Evidence for a membrane defect in Alzheimer disease brain.


PMID 1311847

Abstract

To determine whether neurodegeneration in Alzheimer disease brain is associated with degradation of structural cell membrane molecules, we measured tissue levels of the major membrane phospholipids and their metabolites in three cortical areas from postmortem brains of Alzheimer disease patients and matched controls. Among phospholipids, there was a significant (P less than 0.05) decrease in phosphatidylcholine and phosphatidylethanolamine.
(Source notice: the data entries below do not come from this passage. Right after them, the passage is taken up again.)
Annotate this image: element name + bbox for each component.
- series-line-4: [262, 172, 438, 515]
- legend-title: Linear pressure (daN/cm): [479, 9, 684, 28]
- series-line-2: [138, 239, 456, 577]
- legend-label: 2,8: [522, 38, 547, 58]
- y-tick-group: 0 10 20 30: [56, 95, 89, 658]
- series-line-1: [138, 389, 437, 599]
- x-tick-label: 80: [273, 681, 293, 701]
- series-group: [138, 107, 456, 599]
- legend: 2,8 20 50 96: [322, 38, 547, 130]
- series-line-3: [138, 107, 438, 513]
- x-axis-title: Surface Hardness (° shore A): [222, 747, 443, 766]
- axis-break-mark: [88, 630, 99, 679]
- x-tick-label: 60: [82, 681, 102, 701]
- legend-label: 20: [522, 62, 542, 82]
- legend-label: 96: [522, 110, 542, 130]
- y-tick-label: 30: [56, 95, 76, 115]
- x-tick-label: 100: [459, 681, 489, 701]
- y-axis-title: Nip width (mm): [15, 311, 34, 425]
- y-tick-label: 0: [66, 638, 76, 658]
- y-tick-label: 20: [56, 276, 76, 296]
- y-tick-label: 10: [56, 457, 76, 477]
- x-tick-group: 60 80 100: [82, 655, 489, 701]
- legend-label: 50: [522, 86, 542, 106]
There were significant (P less than 0.05) decreases in the initial phospholipid precursors choline and ethanolamine and increases in the phospholipid deacylation product glycerophosphocholine. The ratios of glycerophosphocholine to choline and glycerophosphoethanolamine to ethanolamine were significantly increased in all examined Alzheimer disease brain regions. The activity of the glycerophosphocholine-degrading enzyme glycerophosphocholine choline-phosphodiesterase was normal in Alzheimer disease brain. There was a near stoichiometric relationship between the decrease in phospholipids and the increase of phospholipid catabolites. These data are consistent with increased membrane phospholipid degradation in Alzheimer disease brain. Similar phospholipid abnormalities were not detected in brains of patients with Huntington disease, Parkinson disease, or Down syndrome. We conclude that the phospholipid abnormalities described here are not an epiphenomenon of neurodegeneration and that they may be specific for the pathomechanism of Alzheimer disease.